Keith Stanovich, da Universidade de Toronto, passou
a última década preparando testes de raciocínio e descobriu que decisões justas
e independentes não estão nem um pouco relacionadas ao QI.
Segundo ele, os indivíduos que se saíam melhor em testes
cognitivos padrão são na realidade um pouco mais vulneráveis a terem um “ponto
cego de predisposição”. Ou seja, eles têm menos capacidade de enxergar seus
próprios defeitos, mesmo quando são capazes de criticar os pontos fracos dos
outros.
Eles também tendem a ser vítimas da “ilusão do
apostador” – a ideia de que se uma moeda cai indicando “cara” dez vezes, ela
terá mais chances de cair em “coroa” na 11ª vez.
Uma tendência a confiar mais nos instintos do que
no pensamento racional pode explicar porque um número surpreendente de membros
da associação britânica de superdotados Mensa acredita em atividades
paranormais. Ou por que alguém com um QI de 140 têm duas vezes mais chances de
estourar seu cartão de crédito.
Stanovich enxerga esses vieses em todas as camadas
da sociedade. “Existe muita irracionalidade no mundo de hoje – pessoas fazendo
coisas irracionais apesar de terem uma inteligência mais que adequada”, afirma.
“Essas pessoas que ficam espalhando memes antivacinação para pais ou
disseminando erros de informação na Internet são em geral pessoas com uma
inteligência e uma educação acima da média.” Obviamente, pessoas inteligentes
podem ser perigosamente, e bobamente, enganadas.
O lado bom
Portanto, se a inteligência não leva a decisões
racionais ou a uma vida melhor, quais as suas vantagens? Igor Grossmann, da
Universidade de Waterloo, no Canadá, acredita que temos que prestar mais
atenção a um conceito antiquado: a sabedoria.

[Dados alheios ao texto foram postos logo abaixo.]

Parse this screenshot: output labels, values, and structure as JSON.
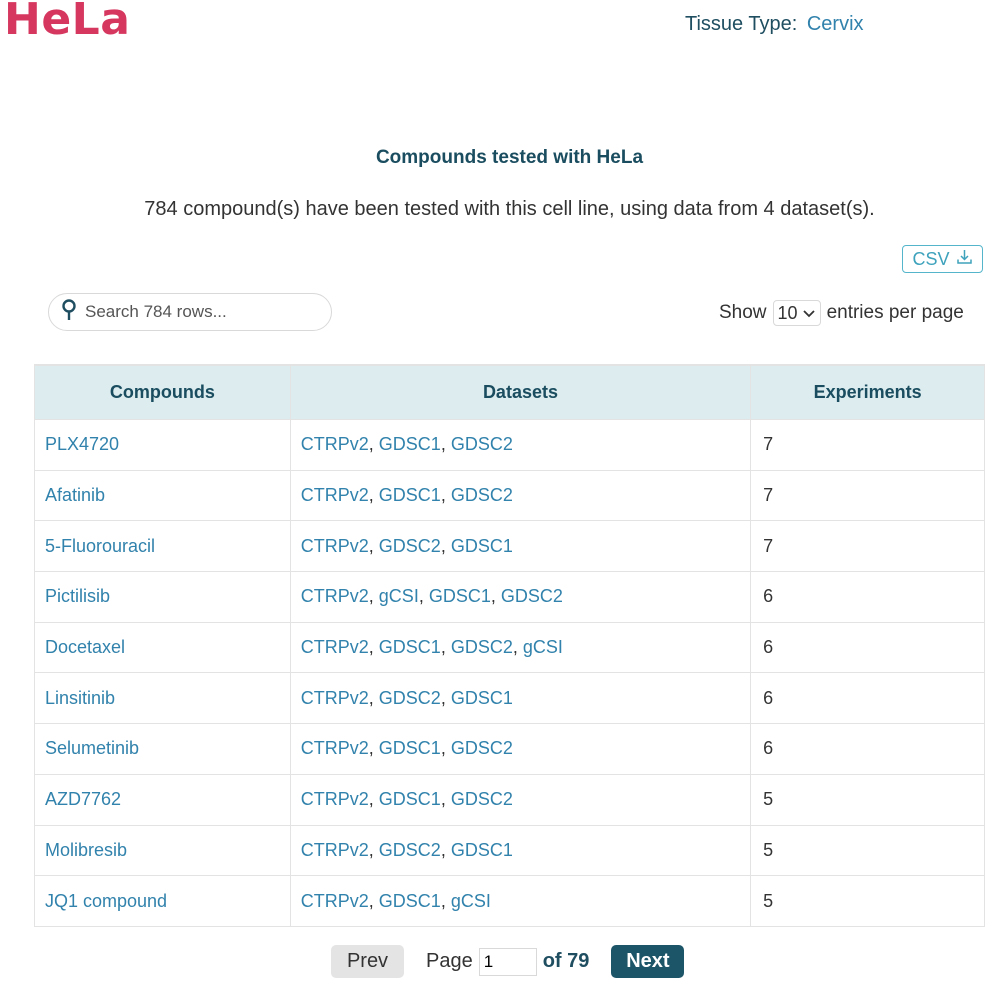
{
  "header": {
    "title": "HeLa",
    "tissue_label": "Tissue Type:",
    "tissue_value": "Cervix"
  },
  "section": {
    "heading": "Compounds tested with HeLa",
    "summary": "784 compound(s) have been tested with this cell line, using data from 4 dataset(s)."
  },
  "toolbar": {
    "csv_label": "CSV",
    "search_placeholder": "Search 784 rows...",
    "show_label": "Show",
    "entries_value": "10",
    "entries_suffix": "entries per page"
  },
  "table": {
    "columns": [
      "Compounds",
      "Datasets",
      "Experiments"
    ],
    "rows": [
      {
        "compound": "PLX4720",
        "datasets": [
          "CTRPv2",
          "GDSC1",
          "GDSC2"
        ],
        "experiments": "7"
      },
      {
        "compound": "Afatinib",
        "datasets": [
          "CTRPv2",
          "GDSC1",
          "GDSC2"
        ],
        "experiments": "7"
      },
      {
        "compound": "5-Fluorouracil",
        "datasets": [
          "CTRPv2",
          "GDSC2",
          "GDSC1"
        ],
        "experiments": "7"
      },
      {
        "compound": "Pictilisib",
        "datasets": [
          "CTRPv2",
          "gCSI",
          "GDSC1",
          "GDSC2"
        ],
        "experiments": "6"
      },
      {
        "compound": "Docetaxel",
        "datasets": [
          "CTRPv2",
          "GDSC1",
          "GDSC2",
          "gCSI"
        ],
        "experiments": "6"
      },
      {
        "compound": "Linsitinib",
        "datasets": [
          "CTRPv2",
          "GDSC2",
          "GDSC1"
        ],
        "experiments": "6"
      },
      {
        "compound": "Selumetinib",
        "datasets": [
          "CTRPv2",
          "GDSC1",
          "GDSC2"
        ],
        "experiments": "6"
      },
      {
        "compound": "AZD7762",
        "datasets": [
          "CTRPv2",
          "GDSC1",
          "GDSC2"
        ],
        "experiments": "5"
      },
      {
        "compound": "Molibresib",
        "datasets": [
          "CTRPv2",
          "GDSC2",
          "GDSC1"
        ],
        "experiments": "5"
      },
      {
        "compound": "JQ1 compound",
        "datasets": [
          "CTRPv2",
          "GDSC1",
          "gCSI"
        ],
        "experiments": "5"
      }
    ]
  },
  "pagination": {
    "prev_label": "Prev",
    "page_label": "Page",
    "current_page": "1",
    "of_label": "of 79",
    "next_label": "Next"
  },
  "colors": {
    "title": "#d6375f",
    "link": "#3182ac",
    "header_bg": "#dcecef",
    "next_bg": "#1d5568"
  },
  "icons": {
    "search": "search-icon",
    "download": "download-icon",
    "chevron": "chevron-down-icon"
  }
}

Sua abordagem é mais científica do que parece. “O
conceito de sabedoria tem uma qualidade etérea”, admite. “Mas se olharmos para
a pura definição de sabedoria, muitos vão concordar que se trata da ideia de
alguém que pode fazer um julgamento bom e sem amarras”.
Em um experimento, Grossmann apresentou a
voluntários vários dilemas sociais – que iam desde o que fazer sobre a guerra
pela Crimeia a crises que leitores descrevem em colunas de aconselhamentos
sentimentais de jornais.
Conforme os voluntários falavam, um painel de
psicólogos julgava seus argumentos e sua tendência a uma ideia preconcebida.

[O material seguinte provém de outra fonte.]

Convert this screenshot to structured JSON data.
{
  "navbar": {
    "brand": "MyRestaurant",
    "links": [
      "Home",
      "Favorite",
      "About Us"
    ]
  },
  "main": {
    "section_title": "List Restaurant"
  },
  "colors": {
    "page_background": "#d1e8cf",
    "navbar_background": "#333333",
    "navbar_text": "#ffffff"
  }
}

Os que mais pontuaram acabaram predizendo maior
satisfação com a vida, mais qualidade de relacionamento, e menos ansiedades e
preocupações – todas as qualidades que parecem faltar a pessoas enquadradas no
conceito clássico de inteligência.
Crucialmente, Grossmann descobriu que
um alto QI não necessariamente significa maior sabedoria.
Aprender a saber
No futuro, empregadores podem começar a empregar
testes como os de Grossmann para examinar outras capacidades intelectuais em
vez do QI. A área de recursos humanos do Google, por exemplo, já anunciou que
planeja avaliar candidatos com base em qualidades como “humildade intelectual”,
em fez de pura proeza cognitiva.
Felizmente, a sabedoria pode vir do treino, segundo
Grossmann. Ele ressalta que nós normalmente temos mais facilidade em deixar
para trás nossas predisposições quando levamos outras pessoas em consideração
em vez de nós mesmo.
Com isso, ele descobriu que simplesmente falar
sobre seus problemas na terceira pessoa (“ele” ou “ela” em vez de “eu”) ajuda a
criar a distância emocional necessária, diminuindo preconceitos e levando a
argumentos mais sábios. Novos estudos devem gerar novos truques semelhantes.
O desafio vai fazer com que as pessoas admitam seus
próprios defeitos. Mesmo se você conseguiu repousar sobre os louros da sua
inteligência durante toda a vida, pode ser muito difícil aceitar que ela vem
atrapalhando seu julgamento. Como disse o filósofo Sócrates, “o sábio é aquele
que pode admitir que não sabe nada”.